On the election campaign trail in Abuja, Nigeria's capital, Chike Ukaegbu is visiting a private
school.
He's the youngest-ever Nigerian presidential candidate, and education is his central theme.
Ukaegbu lived in the US, where he worked as a mathematics professor.
He's calling for 35 per cent of the country's budget to go towards education.
The school's principal is surprised to see a politician who understands education.
The school receives no state support and is financed by fees affordable only to those
earning good money.
The political failures of the past few decades
can be seen three hours' drive from Abuja.
In Kaduna, in north Nigeria, is a state-funded school barely worthy of the name.
Parts of it have collapsed; the classrooms have neither desks nor chairs.
Abdul is 14 years old - himself a student but currently responsible for his whole class.
"I take care of them because I'm older and want to help my brothers and sisters like
this.
The teachers aren't here again, that's why I'm doing it."
Here, there are no books, jotters or chalk.
Abdul's only learning aid is a whip.
It's 9am - and only now has the first teacher shown up for work.
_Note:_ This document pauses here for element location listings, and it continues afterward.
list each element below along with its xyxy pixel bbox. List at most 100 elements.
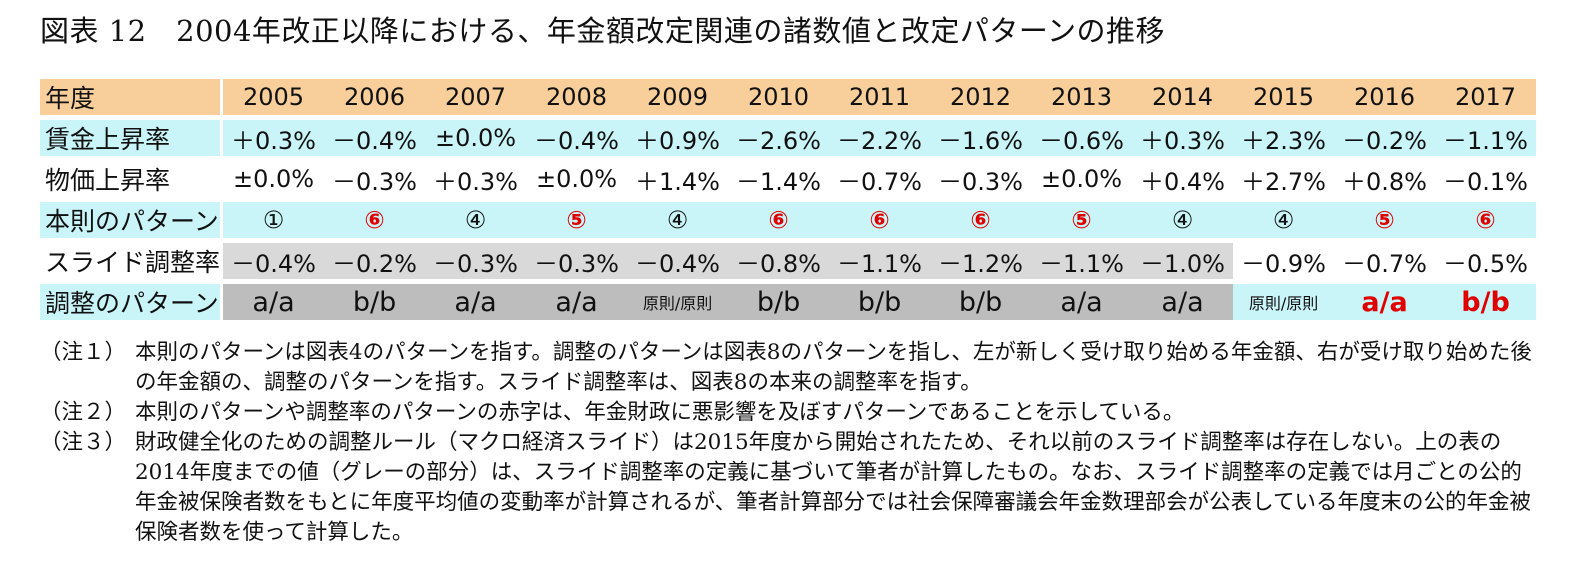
pattern-cell: ④ — [425, 202, 527, 238]
price-cell: ＋2.7% — [1233, 161, 1335, 197]
pattern-row-label: 本則のパターン — [40, 202, 224, 238]
slide-cell: －0.5% — [1435, 243, 1537, 279]
year-row: 年度 2005 2006 2007 2008 2009 2010 2011 2012 2013 2… — [40, 79, 1537, 115]
slide-cell: －0.3% — [425, 243, 527, 279]
price-row: 物価上昇率 ±0.0% －0.3% ＋0.3% ±0.0% ＋1.4% －1.4% －0.7… — [40, 161, 1537, 197]
note-text: 財政健全化のための調整ルール（マクロ経済スライド）は2015年度から開始されたた… — [135, 430, 1532, 545]
adjust-cell: b/b — [829, 284, 931, 320]
price-cell: －1.4% — [728, 161, 830, 197]
adjust-cell: b/b — [930, 284, 1032, 320]
slide-cell: －1.1% — [1031, 243, 1133, 279]
slide-cell: －1.0% — [1132, 243, 1234, 279]
price-cell: －0.3% — [324, 161, 426, 197]
price-cell: ＋0.4% — [1132, 161, 1234, 197]
wage-cell: －1.6% — [930, 120, 1032, 156]
wage-cell: ±0.0% — [425, 120, 527, 156]
slide-cell: －0.8% — [728, 243, 830, 279]
price-row-label: 物価上昇率 — [40, 161, 224, 197]
slide-cell: －1.2% — [930, 243, 1032, 279]
year-cell: 2006 — [324, 79, 426, 115]
year-cell: 2008 — [526, 79, 628, 115]
pattern-cell: ① — [223, 202, 325, 238]
wage-cell: －0.6% — [1031, 120, 1133, 156]
price-cell: －0.7% — [829, 161, 931, 197]
pattern-cell: ⑤ — [526, 202, 628, 238]
pattern-cell: ⑥ — [1435, 202, 1537, 238]
adjust-cell: b/b — [324, 284, 426, 320]
slide-cell: －0.4% — [627, 243, 729, 279]
pattern-cell: ④ — [1132, 202, 1234, 238]
note-label: （注１） — [40, 340, 127, 365]
note-label: （注３） — [40, 430, 127, 455]
adjust-row: 調整のパターン a/a b/b a/a a/a 原則/原則 b/b b/b b/b a/a a/a… — [40, 284, 1537, 320]
year-cell: 2010 — [728, 79, 830, 115]
slide-cell: －0.9% — [1233, 243, 1335, 279]
wage-cell: ＋0.9% — [627, 120, 729, 156]
wage-cell: －0.4% — [324, 120, 426, 156]
note-text: 本則のパターンや調整率のパターンの赤字は、年金財政に悪影響を及ぼすパターンである… — [135, 400, 1185, 425]
adjust-row-label: 調整のパターン — [40, 284, 224, 320]
adjust-cell: a/a — [223, 284, 325, 320]
year-cell: 2017 — [1435, 79, 1537, 115]
pattern-cell: ⑥ — [829, 202, 931, 238]
wage-row-label: 賃金上昇率 — [40, 120, 224, 156]
price-cell: －0.3% — [930, 161, 1032, 197]
wage-cell: ＋0.3% — [1132, 120, 1234, 156]
price-cell: ＋0.3% — [425, 161, 527, 197]
adjust-cell: b/b — [1435, 284, 1537, 320]
wage-row: 賃金上昇率 ＋0.3% －0.4% ±0.0% －0.4% ＋0.9% －2.6% －2.2… — [40, 120, 1537, 156]
wage-cell: －0.4% — [526, 120, 628, 156]
price-cell: ＋1.4% — [627, 161, 729, 197]
slide-cell: －0.7% — [1334, 243, 1436, 279]
slide-row-label: スライド調整率 — [40, 243, 224, 279]
wage-cell: －0.2% — [1334, 120, 1436, 156]
price-cell: ±0.0% — [223, 161, 325, 197]
pattern-cell: ⑤ — [1334, 202, 1436, 238]
slide-cell: －0.3% — [526, 243, 628, 279]
adjust-cell: a/a — [1334, 284, 1436, 320]
pension-table: 年度 2005 2006 2007 2008 2009 2010 2011 2012 2013 2… — [40, 74, 1537, 325]
year-cell: 2005 — [223, 79, 325, 115]
adjust-cell: 原則/原則 — [627, 284, 729, 320]
note-3: （注３） 財政健全化のための調整ルール（マクロ経済スライド）は2015年度から開… — [40, 428, 1540, 548]
pattern-cell: ⑤ — [1031, 202, 1133, 238]
adjust-cell: a/a — [425, 284, 527, 320]
year-cell: 2007 — [425, 79, 527, 115]
wage-cell: －1.1% — [1435, 120, 1537, 156]
adjust-cell: a/a — [526, 284, 628, 320]
adjust-cell: a/a — [1031, 284, 1133, 320]
price-cell: ＋0.8% — [1334, 161, 1436, 197]
figure-title: 図表 12 2004年改正以降における、年金額改定関連の諸数値と改定パターンの推… — [40, 14, 1165, 48]
year-cell: 2009 — [627, 79, 729, 115]
year-cell: 2014 — [1132, 79, 1234, 115]
adjust-cell: a/a — [1132, 284, 1234, 320]
slide-cell: －0.2% — [324, 243, 426, 279]
pattern-cell: ④ — [1233, 202, 1335, 238]
wage-cell: －2.6% — [728, 120, 830, 156]
year-cell: 2015 — [1233, 79, 1335, 115]
price-cell: ±0.0% — [526, 161, 628, 197]
wage-cell: ＋0.3% — [223, 120, 325, 156]
price-cell: －0.1% — [1435, 161, 1537, 197]
wage-cell: ＋2.3% — [1233, 120, 1335, 156]
adjust-cell: b/b — [728, 284, 830, 320]
pattern-cell: ⑥ — [324, 202, 426, 238]
pattern-cell: ⑥ — [930, 202, 1032, 238]
price-cell: ±0.0% — [1031, 161, 1133, 197]
year-cell: 2013 — [1031, 79, 1133, 115]
slide-cell: －0.4% — [223, 243, 325, 279]
note-label: （注２） — [40, 400, 127, 425]
note-2: （注２） 本則のパターンや調整率のパターンの赤字は、年金財政に悪影響を及ぼすパタ… — [40, 398, 1540, 428]
pattern-cell: ⑥ — [728, 202, 830, 238]
notes-section: （注１） 本則のパターンは図表4のパターンを指す。調整のパターンは図表8のパター… — [40, 338, 1540, 548]
adjust-cell: 原則/原則 — [1233, 284, 1335, 320]
slide-cell: －1.1% — [829, 243, 931, 279]
year-cell: 2012 — [930, 79, 1032, 115]
slide-row: スライド調整率 －0.4% －0.2% －0.3% －0.3% －0.4% －0.8% －1… — [40, 243, 1537, 279]
year-cell: 2011 — [829, 79, 931, 115]
year-cell: 2016 — [1334, 79, 1436, 115]
pattern-cell: ④ — [627, 202, 729, 238]
year-header-label: 年度 — [40, 79, 224, 115]
note-1: （注１） 本則のパターンは図表4のパターンを指す。調整のパターンは図表8のパター… — [40, 338, 1540, 398]
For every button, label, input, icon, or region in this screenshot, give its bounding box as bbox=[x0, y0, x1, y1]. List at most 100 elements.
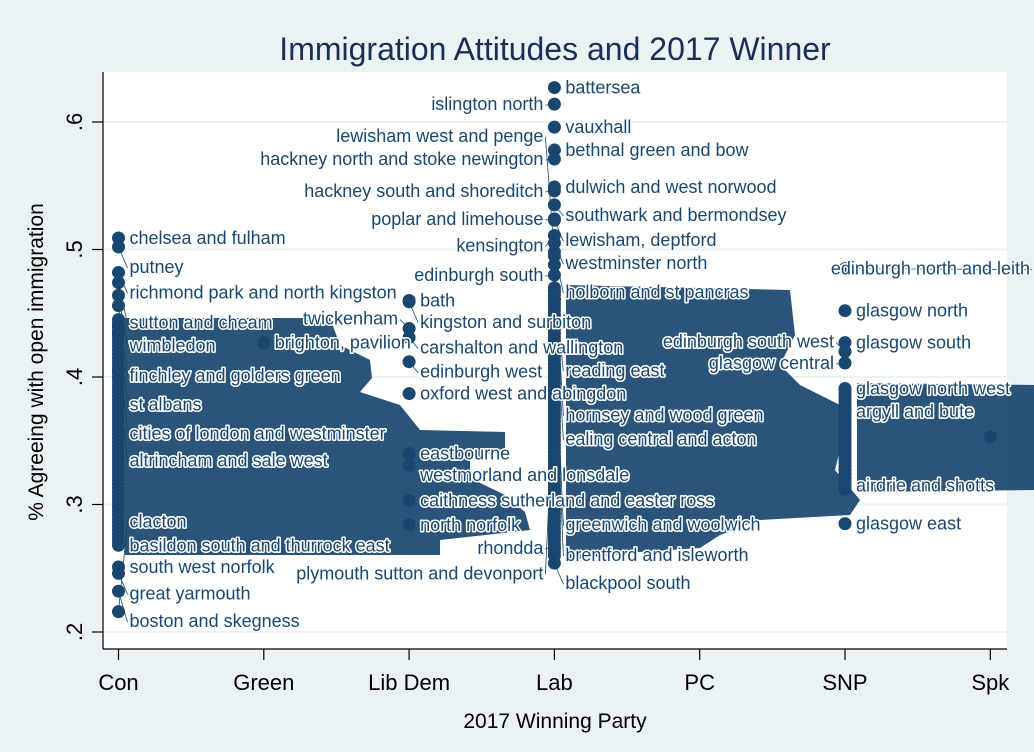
label-leader-line bbox=[118, 573, 128, 595]
data-point bbox=[838, 517, 852, 531]
point-label: glasgow east bbox=[856, 514, 961, 534]
point-label: hackney south and shoreditch bbox=[304, 181, 543, 201]
label-mass bbox=[125, 318, 530, 555]
point-label: basildon south and thurrock east bbox=[130, 535, 390, 555]
chart-title: Immigration Attitudes and 2017 Winner bbox=[279, 31, 831, 67]
label-leader-line bbox=[545, 547, 555, 550]
label-leader-line bbox=[545, 274, 555, 277]
label-leader-line bbox=[554, 290, 564, 372]
point-label: great yarmouth bbox=[130, 583, 251, 603]
data-point bbox=[838, 404, 852, 418]
point-label: brentford and isleworth bbox=[565, 545, 748, 565]
point-label: poplar and limehouse bbox=[371, 209, 543, 229]
point-label: clacton bbox=[130, 512, 187, 532]
label-leader-line bbox=[118, 324, 128, 406]
point-label: st albans bbox=[130, 395, 202, 415]
data-point bbox=[838, 304, 852, 318]
data-point bbox=[112, 538, 125, 552]
point-label: cities of london and westminster bbox=[130, 424, 386, 444]
label-leader-line bbox=[545, 136, 555, 256]
label-leader-line bbox=[118, 522, 128, 612]
point-label: finchley and golders green bbox=[130, 366, 341, 386]
data-point bbox=[547, 81, 561, 95]
label-leader-line bbox=[118, 295, 128, 347]
label-leader-line bbox=[554, 204, 564, 217]
data-point bbox=[257, 336, 271, 350]
point-label: hornsey and wood green bbox=[565, 405, 763, 425]
point-label: brighton, pavilion bbox=[275, 333, 411, 353]
point-label: bethnal green and bow bbox=[565, 140, 749, 160]
data-point bbox=[983, 430, 997, 444]
x-axis-title: 2017 Winning Party bbox=[463, 710, 647, 733]
label-leader-line bbox=[118, 246, 128, 269]
point-label: southwark and bermondsey bbox=[565, 205, 786, 225]
point-label: richmond park and north kingston bbox=[130, 282, 397, 302]
data-point bbox=[402, 518, 416, 532]
label-leader-line bbox=[554, 220, 564, 242]
point-label: edinburgh north and leith bbox=[831, 259, 1030, 279]
point-label: south west norfolk bbox=[130, 557, 276, 577]
label-leader-line bbox=[554, 562, 564, 585]
label-leader-line bbox=[408, 361, 419, 373]
point-label: boston and skegness bbox=[130, 611, 300, 631]
data-point bbox=[838, 478, 852, 492]
point-label: airdrie and shotts bbox=[856, 475, 994, 495]
label-leader-lines bbox=[118, 103, 1033, 623]
point-label: westmorland and lonsdale bbox=[419, 465, 629, 485]
label-leader-line bbox=[554, 242, 564, 265]
point-label: hackney north and stoke newington bbox=[260, 149, 543, 169]
label-leader-line bbox=[554, 324, 564, 526]
point-label: edinburgh west bbox=[420, 362, 542, 382]
label-leader-line bbox=[844, 268, 1033, 271]
x-tick-label: PC bbox=[684, 670, 715, 695]
point-label: lewisham, deptford bbox=[565, 230, 716, 250]
axes: .2 .3 .4 .5 .6 Con Green Lib Dem Lab PC SNP Spk bbox=[62, 72, 1010, 695]
point-label: holborn and st pancras bbox=[565, 282, 748, 302]
point-label: edinburgh south west bbox=[663, 332, 834, 352]
label-leader-line bbox=[545, 103, 555, 106]
point-label: westminster north bbox=[564, 253, 707, 273]
y-tick-label: .4 bbox=[62, 368, 87, 386]
point-label: vauxhall bbox=[565, 117, 631, 137]
point-label: glasgow north bbox=[856, 301, 968, 321]
point-label: carshalton and wallington bbox=[420, 337, 623, 357]
point-label: lewisham west and penge bbox=[336, 126, 543, 146]
point-label: plymouth sutton and devonport bbox=[296, 563, 543, 583]
data-point bbox=[402, 494, 416, 508]
label-leader-line bbox=[554, 299, 564, 441]
point-label: rhondda bbox=[477, 538, 544, 558]
point-label: glasgow central bbox=[709, 353, 834, 373]
point-label: reading east bbox=[565, 360, 664, 380]
point-label: putney bbox=[130, 257, 184, 277]
x-tick-label: Green bbox=[233, 670, 294, 695]
label-leader-line bbox=[835, 342, 846, 352]
data-point bbox=[402, 447, 416, 460]
y-tick-label: .6 bbox=[62, 113, 87, 131]
x-tick-label: Con bbox=[98, 670, 138, 695]
point-label: wimbledon bbox=[129, 335, 216, 355]
y-axis-title: % Agreeing with open immigration bbox=[25, 203, 48, 521]
point-label: greenwich and woolwich bbox=[565, 515, 760, 535]
x-tick-label: Spk bbox=[971, 670, 1010, 695]
label-leader-line bbox=[118, 305, 128, 377]
point-label: islington north bbox=[431, 94, 543, 114]
label-leader-line bbox=[118, 333, 128, 435]
point-label: dulwich and west norwood bbox=[565, 177, 776, 197]
label-leader-line bbox=[408, 337, 419, 349]
point-label: glasgow north west bbox=[856, 378, 1010, 398]
point-label: kensington bbox=[456, 235, 543, 255]
point-label: bath bbox=[420, 291, 455, 311]
point-label: blackpool south bbox=[565, 573, 690, 593]
point-label: eastbourne bbox=[420, 444, 510, 464]
data-point bbox=[547, 120, 561, 134]
point-label: kingston and surbiton bbox=[420, 312, 591, 332]
y-tick-label: .3 bbox=[62, 495, 87, 513]
label-leader-line bbox=[118, 370, 128, 462]
label-leader-line bbox=[545, 383, 555, 575]
point-labels: chelsea and fulham putney richmond park an… bbox=[127, 76, 1032, 633]
point-label: ealing central and acton bbox=[565, 429, 756, 449]
data-point bbox=[547, 143, 561, 157]
data-points bbox=[112, 81, 997, 619]
x-tick-label: SNP bbox=[822, 670, 867, 695]
point-label: edinburgh south bbox=[414, 265, 543, 285]
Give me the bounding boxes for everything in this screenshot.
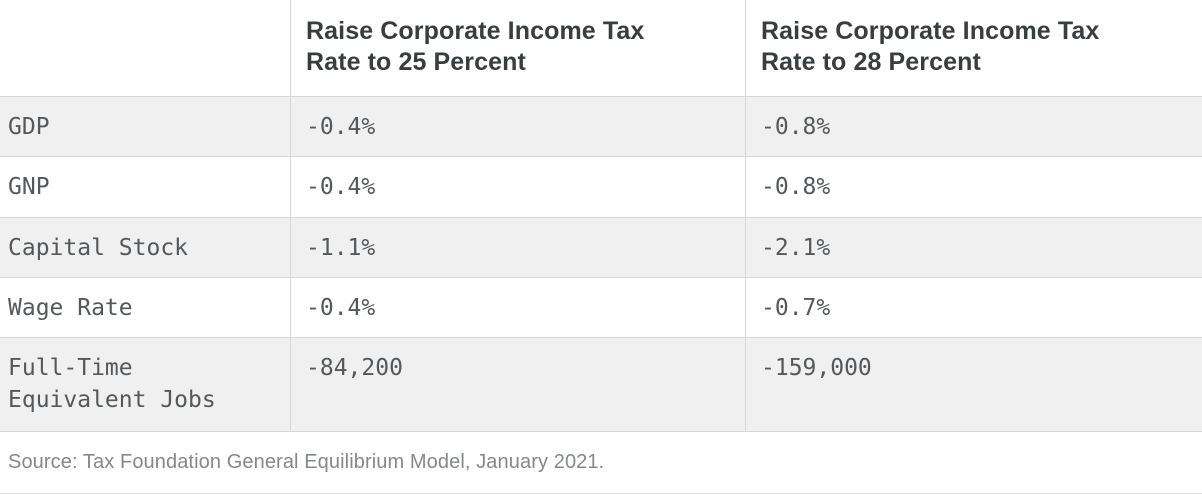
cell-gnp-28: -0.8% xyxy=(745,157,1202,218)
cell-capital-stock-28: -2.1% xyxy=(745,218,1202,278)
source-note: Source: Tax Foundation General Equilibri… xyxy=(8,451,605,473)
row-label-wage-rate: Wage Rate xyxy=(0,278,290,338)
cell-wage-rate-25: -0.4% xyxy=(290,278,745,338)
corner-cell xyxy=(0,0,290,97)
cell-gdp-28: -0.8% xyxy=(745,97,1202,157)
cell-gdp-25: -0.4% xyxy=(290,97,745,157)
row-label-fte-jobs: Full-Time Equivalent Jobs xyxy=(0,338,290,432)
row-label-capital-stock: Capital Stock xyxy=(0,218,290,278)
column-header-25-percent: Raise Corporate Income Tax Rate to 25 Pe… xyxy=(290,0,745,97)
row-label-gnp: GNP xyxy=(0,157,290,218)
column-header-28-percent: Raise Corporate Income Tax Rate to 28 Pe… xyxy=(745,0,1202,97)
data-table: Raise Corporate Income Tax Rate to 25 Pe… xyxy=(0,0,1202,432)
cell-capital-stock-25: -1.1% xyxy=(290,218,745,278)
cell-fte-jobs-25: -84,200 xyxy=(290,338,745,432)
row-label-gdp: GDP xyxy=(0,97,290,157)
cell-gnp-25: -0.4% xyxy=(290,157,745,218)
source-bar: Source: Tax Foundation General Equilibri… xyxy=(0,432,1202,494)
cell-fte-jobs-28: -159,000 xyxy=(745,338,1202,432)
cell-wage-rate-28: -0.7% xyxy=(745,278,1202,338)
The school has only four teachers for 800 students.
Muhammadu Hassan's sons go to school here - a fact their father rues daily.
The teachers are poorly paid, he says.
No one would want to teach at such a school.
"My children should become doctors or soldiers.
They should have a worthwhile job and a good future.
That's my dream.
But under these circumstances, nothing will come of it."
If he had enough money, the motorbike-taxi driver says, he would have long ago sent his
children to private school.
The ruling party of President Buhari has been in power for five years in the federal state
of Kaduna.
The Commissioner of Education has shifted the blame for the educational situation onto
previous governments.
70 per cent of teachers were unqualified.
More than 20,000 teachers have been let go due to illiteracy.
Kaduna State spends a third of its budget on education - but, at a federal level, education
spending makes up only 7 per cent of the budget.
The issue plays no role in President Buhari's election campaign.
Chike Ukaegbu wants to change that - but he and his small party are struggling to be taken
seriously in Nigeria.
In spite of a minimal campaign budget, he wants to lay down
a marker.
Ukaegbu says it's a simple equation: if Nigeria, with its booming population, no longer invests
in education, the next crises will not be far away.
That, he says, is something every politician should understand.